NFL Signing Day ends all that. It gives players the leverage they've earned as high-demand employees in a free market.
I think it would make the league more interesting, too. Assembling a team in the NFL has always been a balance between building through the draft and acquiring the right veterans. Now teams could REALLY build with young players, and teams that prefer older players could bypass signing day. It would force teams to be smarter and bolder. It would require coaches to get out of their cinder-block offices and recruit, which would get them a little fresh air.
I see some of you are raising your hands.
This kills off parity and turns the Cowboys and Steelers into the Yankees and Red Sox. Nope. The key to baseball's class divide is local TV money -- the Dodgers and Yankees get billions, the Marlins and Astros get chicken scratch. Every NFL team starts on more equal footing. It's unlikely, under the salary cap, that any team would go out and sign the top 10 prospects. But what if a bad team pulled an Ole Miss? If a limo pulled up to the stadium in Jacksonville and spit out three top guys from Mel Kiper's Big Board, all wearing Jags gear, wouldn't they sell enough tickets and jerseys to cover the cost?
NFL recruiters will swarm college campuses. Well, yeah. When players are basically majoring in football, it's natural for them to talk to potential employers. You could create a couple of basic rules (maybe NFL teams can't meet with a player until his season is over), but if you don't have a draft, players have to be able to evaluate teams as well as the other way around – in exactly the same way other students coming out of college have to evaluate their job offers. Yes, this involves agents and advisers and such. But they're involved now. This pulls them out of the shadows.

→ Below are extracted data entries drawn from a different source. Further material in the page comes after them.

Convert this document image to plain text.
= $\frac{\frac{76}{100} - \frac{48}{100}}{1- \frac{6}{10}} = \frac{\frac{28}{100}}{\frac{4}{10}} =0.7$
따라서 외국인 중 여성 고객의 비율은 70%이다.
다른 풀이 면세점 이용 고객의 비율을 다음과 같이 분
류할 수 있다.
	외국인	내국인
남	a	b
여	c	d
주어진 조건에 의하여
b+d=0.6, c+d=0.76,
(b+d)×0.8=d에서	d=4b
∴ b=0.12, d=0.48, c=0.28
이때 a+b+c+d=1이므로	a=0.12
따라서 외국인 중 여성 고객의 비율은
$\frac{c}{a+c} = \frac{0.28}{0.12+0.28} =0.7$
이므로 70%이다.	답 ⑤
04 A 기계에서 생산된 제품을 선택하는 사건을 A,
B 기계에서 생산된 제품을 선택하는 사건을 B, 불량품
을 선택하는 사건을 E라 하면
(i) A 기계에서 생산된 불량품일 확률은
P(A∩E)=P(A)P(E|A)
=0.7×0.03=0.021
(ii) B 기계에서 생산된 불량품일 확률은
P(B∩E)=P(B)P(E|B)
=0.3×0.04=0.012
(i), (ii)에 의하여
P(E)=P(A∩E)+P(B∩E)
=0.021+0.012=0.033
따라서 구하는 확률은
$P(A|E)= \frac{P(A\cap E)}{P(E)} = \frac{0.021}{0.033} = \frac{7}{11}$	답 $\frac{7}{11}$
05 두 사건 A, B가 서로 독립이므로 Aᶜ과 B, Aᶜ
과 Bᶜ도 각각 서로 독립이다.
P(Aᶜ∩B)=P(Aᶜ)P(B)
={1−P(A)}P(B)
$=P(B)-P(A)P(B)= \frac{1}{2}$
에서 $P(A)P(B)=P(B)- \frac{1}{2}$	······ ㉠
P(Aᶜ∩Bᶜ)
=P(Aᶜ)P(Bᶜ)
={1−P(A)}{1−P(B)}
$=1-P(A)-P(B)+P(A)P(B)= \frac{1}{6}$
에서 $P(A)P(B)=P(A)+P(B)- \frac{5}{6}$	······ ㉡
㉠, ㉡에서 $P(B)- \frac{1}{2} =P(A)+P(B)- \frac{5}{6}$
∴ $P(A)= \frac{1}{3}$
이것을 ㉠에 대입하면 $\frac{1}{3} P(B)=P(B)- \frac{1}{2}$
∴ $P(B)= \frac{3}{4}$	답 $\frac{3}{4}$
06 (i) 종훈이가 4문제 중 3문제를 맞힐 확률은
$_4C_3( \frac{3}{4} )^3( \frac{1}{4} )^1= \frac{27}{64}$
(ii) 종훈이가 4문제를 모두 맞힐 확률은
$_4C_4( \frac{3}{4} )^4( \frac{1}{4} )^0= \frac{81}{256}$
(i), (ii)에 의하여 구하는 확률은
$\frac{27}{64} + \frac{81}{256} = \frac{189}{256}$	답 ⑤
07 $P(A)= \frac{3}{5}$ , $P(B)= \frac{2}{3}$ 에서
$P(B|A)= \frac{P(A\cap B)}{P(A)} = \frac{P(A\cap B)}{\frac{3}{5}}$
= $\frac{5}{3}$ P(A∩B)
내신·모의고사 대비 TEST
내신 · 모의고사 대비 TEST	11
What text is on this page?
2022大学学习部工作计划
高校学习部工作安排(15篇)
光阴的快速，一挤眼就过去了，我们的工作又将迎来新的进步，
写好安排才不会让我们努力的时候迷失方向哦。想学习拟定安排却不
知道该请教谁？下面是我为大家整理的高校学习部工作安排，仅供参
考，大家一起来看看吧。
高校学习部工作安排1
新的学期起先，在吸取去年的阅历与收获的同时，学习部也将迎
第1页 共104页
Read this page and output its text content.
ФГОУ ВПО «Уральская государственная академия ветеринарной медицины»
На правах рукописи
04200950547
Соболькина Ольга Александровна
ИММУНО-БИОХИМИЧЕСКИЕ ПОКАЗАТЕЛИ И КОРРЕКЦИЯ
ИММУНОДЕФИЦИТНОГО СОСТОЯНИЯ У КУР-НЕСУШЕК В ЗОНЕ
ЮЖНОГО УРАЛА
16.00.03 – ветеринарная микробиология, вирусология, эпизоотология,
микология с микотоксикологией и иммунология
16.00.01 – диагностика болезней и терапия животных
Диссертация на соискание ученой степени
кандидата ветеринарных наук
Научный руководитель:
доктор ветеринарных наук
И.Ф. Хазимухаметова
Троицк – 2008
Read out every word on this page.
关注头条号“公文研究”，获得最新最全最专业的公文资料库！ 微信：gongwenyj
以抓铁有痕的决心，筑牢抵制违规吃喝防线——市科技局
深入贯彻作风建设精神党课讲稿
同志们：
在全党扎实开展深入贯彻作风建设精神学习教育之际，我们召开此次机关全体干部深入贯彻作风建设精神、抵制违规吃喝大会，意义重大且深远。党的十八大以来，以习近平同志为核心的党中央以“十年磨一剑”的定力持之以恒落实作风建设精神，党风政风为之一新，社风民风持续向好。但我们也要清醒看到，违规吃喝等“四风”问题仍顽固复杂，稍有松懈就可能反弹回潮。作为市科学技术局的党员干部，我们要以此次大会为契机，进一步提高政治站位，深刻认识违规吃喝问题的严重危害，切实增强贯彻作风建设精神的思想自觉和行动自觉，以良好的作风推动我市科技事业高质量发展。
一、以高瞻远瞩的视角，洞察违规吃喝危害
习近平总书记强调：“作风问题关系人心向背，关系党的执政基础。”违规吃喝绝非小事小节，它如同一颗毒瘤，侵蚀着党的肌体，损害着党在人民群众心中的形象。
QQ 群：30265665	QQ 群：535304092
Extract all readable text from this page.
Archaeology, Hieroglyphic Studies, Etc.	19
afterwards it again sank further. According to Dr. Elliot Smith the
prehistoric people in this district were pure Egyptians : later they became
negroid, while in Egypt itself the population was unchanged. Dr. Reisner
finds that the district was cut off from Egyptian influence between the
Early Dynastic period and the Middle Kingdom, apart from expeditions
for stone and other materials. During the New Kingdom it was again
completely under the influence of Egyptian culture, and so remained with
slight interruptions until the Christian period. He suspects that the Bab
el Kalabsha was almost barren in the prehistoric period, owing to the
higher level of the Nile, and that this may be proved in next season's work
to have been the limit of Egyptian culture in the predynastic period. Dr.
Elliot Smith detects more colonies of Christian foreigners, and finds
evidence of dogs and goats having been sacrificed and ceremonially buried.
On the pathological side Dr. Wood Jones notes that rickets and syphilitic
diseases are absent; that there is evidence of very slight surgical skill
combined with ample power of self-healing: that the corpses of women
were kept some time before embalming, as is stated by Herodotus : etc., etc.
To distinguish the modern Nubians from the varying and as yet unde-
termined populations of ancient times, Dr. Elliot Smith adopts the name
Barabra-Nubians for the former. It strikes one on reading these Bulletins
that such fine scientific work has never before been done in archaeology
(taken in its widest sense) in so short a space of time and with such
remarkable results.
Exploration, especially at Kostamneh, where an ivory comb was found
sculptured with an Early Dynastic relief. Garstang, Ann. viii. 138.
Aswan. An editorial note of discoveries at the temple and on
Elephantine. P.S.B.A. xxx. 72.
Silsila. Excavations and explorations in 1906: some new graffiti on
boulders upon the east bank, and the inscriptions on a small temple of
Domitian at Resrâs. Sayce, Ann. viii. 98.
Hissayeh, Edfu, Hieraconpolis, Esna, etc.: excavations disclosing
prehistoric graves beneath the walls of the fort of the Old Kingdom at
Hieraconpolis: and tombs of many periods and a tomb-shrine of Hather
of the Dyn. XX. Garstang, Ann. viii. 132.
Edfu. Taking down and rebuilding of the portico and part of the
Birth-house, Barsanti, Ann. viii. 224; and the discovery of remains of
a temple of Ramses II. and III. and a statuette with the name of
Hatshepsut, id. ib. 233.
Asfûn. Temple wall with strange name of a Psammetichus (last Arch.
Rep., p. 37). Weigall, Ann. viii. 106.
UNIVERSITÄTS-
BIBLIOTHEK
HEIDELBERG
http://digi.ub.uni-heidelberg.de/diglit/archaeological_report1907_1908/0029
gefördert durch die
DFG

But I LIKE the draft. I do, too. But this way is fairer to the players, and in some ways, to the teams. And the drama would be ridiculous. The draft is a classic inverted-pyramid news story -- all the interesting stuff happens at the beginning. NFL Signing Day could delay the gratification like a Hitchcock thriller. Imagine if Andrew Luck and Robert Griffin III had waited all day to announce where they're playing. And imagine if every team had a shot to sign them. They'd have to crank up the Red Zone Channel just to cover all the announcements.
Exactly. Did you see how chaotic it was on signing day? ESPNU could barely handle it. I'm not sure Chris Berman can. Some would call that a bug. Others would call it a feature.